Indonesia.go.id - Prioritaskan Skema KPBU dalam Pembangunan Ibu Kota Baru

Prioritaskan Skema KPBU dalam Pembangunan Ibu Kota Baru

  • Administrator
  • Jumat, 30 Agustus 2019 | 04:38 WIB
INFRASTRUKTUR
  Foto aerial kawasan ibu kota baru di Kecamatan Sepaku, Penajam Paser Utara, Kalimantan Timur, Rabu (28/8/2019). Foto: ANTARA FOTO/Akbar Nugroho Gumay

Pemerintah telah melakukan kajian yang mendalam soal calon ibu kota baru. Bahkan, studinya cukup intensif dalam tiga tahun terakhir ini.

Dihadiri dua gubernur yang bersinggungan dengan penetapan ibu kota baru, Gubernur DKI Jakarta Anies Basewedan dan Gubernur Kalimantan Timur Isran Noor, Presiden Joko Widodo akhirnya pengumumkan pemindahan ibu kota negara secara resmi di Istana Negara, Jakarta, Senin (26/8/2019).

Teka-teki tepatnya lokasi ibu kota negara baru itu memang baru terjawab pada hari itu. Beberapa bulan sebelumnya, sempat ada tiga lokasi yang berpotensi menjadi calon kuat ibu kota, pengganti Jakarta.

Ketiga lokasi itu adalah Kabupaten Gunung Mas dan Kabupaten Katingan, keduanya berada di Kalimantan Tengah, dan Gunung Soeharto di Kalimantan Timur. Namun, semua itu teka-teki itu akhirnya terjawab dengan diputuskannya Kabupaten Panajam Paser Utara dan Kabupaten Kutai Kertanegara, Kalimantan Timur sebagai calon ibu kota negara yang baru.

Luas lahan ibu kota itu kelak sekitar 180.000 ha atau 1.800 km2, hampir tiga kali luas DKI yang 650 km2. Ibu kota baru itu nantinya akan memiliki pantai yang menghadap Selat Makassar. Sekiranya lebar kota 30 km, maka bagian kota lainnya akan menyusur ke barat sejauh 60 km dari Timur ke Barat.

Kawasan ibu kota baru sebagian menumpang di Kabupaten Kutai Kartanegara (luasnya 27.263 km2) dan sebagian kecil ada di Penajam Paser Utara (3.334 km2). Penduduknya masih jarang dan heterogen. Ada dari Sulawesi Selatan, Banjar, bahkan dari Madura. Kalau dijumlah hanya ada sekitar 900.000 jiwa yang menghuni dua kabupaten yang luasnya hampir sama dengan Jawa Tengah itu.
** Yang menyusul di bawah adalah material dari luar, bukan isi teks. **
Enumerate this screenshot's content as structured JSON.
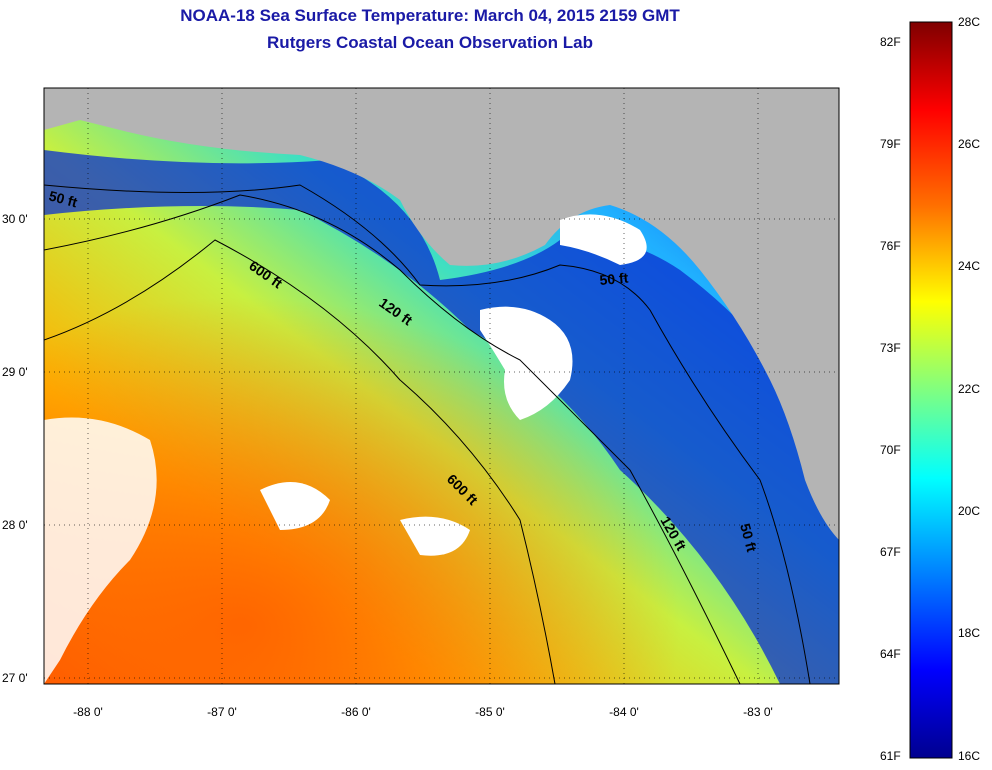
{
  "title": "NOAA-18 Sea Surface Temperature:  March 04, 2015 2159 GMT",
  "subtitle": "Rutgers Coastal Ocean Observation Lab",
  "x_ticks": [
    "-88 0'",
    "-87 0'",
    "-86 0'",
    "-85 0'",
    "-84 0'",
    "-83 0'"
  ],
  "y_ticks": [
    "30 0'",
    "29 0'",
    "28 0'",
    "27 0'"
  ],
  "contours": [
    "50 ft",
    "600 ft",
    "120 ft",
    "50 ft",
    "600 ft",
    "120 ft",
    "50 ft"
  ],
  "colorbar": {
    "fahrenheit": [
      "82F",
      "79F",
      "76F",
      "73F",
      "70F",
      "67F",
      "64F",
      "61F"
    ],
    "celsius": [
      "28C",
      "26C",
      "24C",
      "22C",
      "20C",
      "18C",
      "16C"
    ],
    "colors": [
      "#7f0000",
      "#ff0000",
      "#ff8000",
      "#ffff00",
      "#80ff80",
      "#00ffff",
      "#0080ff",
      "#0000ff",
      "#00008f"
    ]
  },
  "colors": {
    "land": "#b4b4b4",
    "cloud": "#ffffff",
    "title": "#1a1aa6"
  }
}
“Pemerintah telah melakukan kajian yang mendalam. Bahkan, kami telah intensifkan studinya dalam tiga tahun terakhir ini. Hasil kajian menyimpulkan lokasi ibu kota baru yang ideal adalah sebagian di Kabupaten Panajam Paser Utara dan sebagian di Kabupaten Kutai Kertanegara,” kata Presiden.

Pertanyaan berikutnya adalah berapa dana yang dibutuhkan untuk pindah ibu kota itu? Cukup besar juga. Dalam satu kajian yang dilakukan Kementerian PPN/Bappenas, mereka membuat dua opsi. Skenario 1 sebesar Rp466 triliun, dan skenario II (Rp323 triliun).

Kebutuhan dana untuk infrastruktur yang paling besar adalah untuk membangun fasilitas pendukung seperti Gedung dan rumah ASN/Polri/TNI, dan fasilitas Pendidikan dan kesehatan yang mencapai Rp265,1 triliun. Itu asumsi bila gunakan skenario I. Bila gunakan skenario II, fasilitas itu butuh dana Rp182,2 triliun.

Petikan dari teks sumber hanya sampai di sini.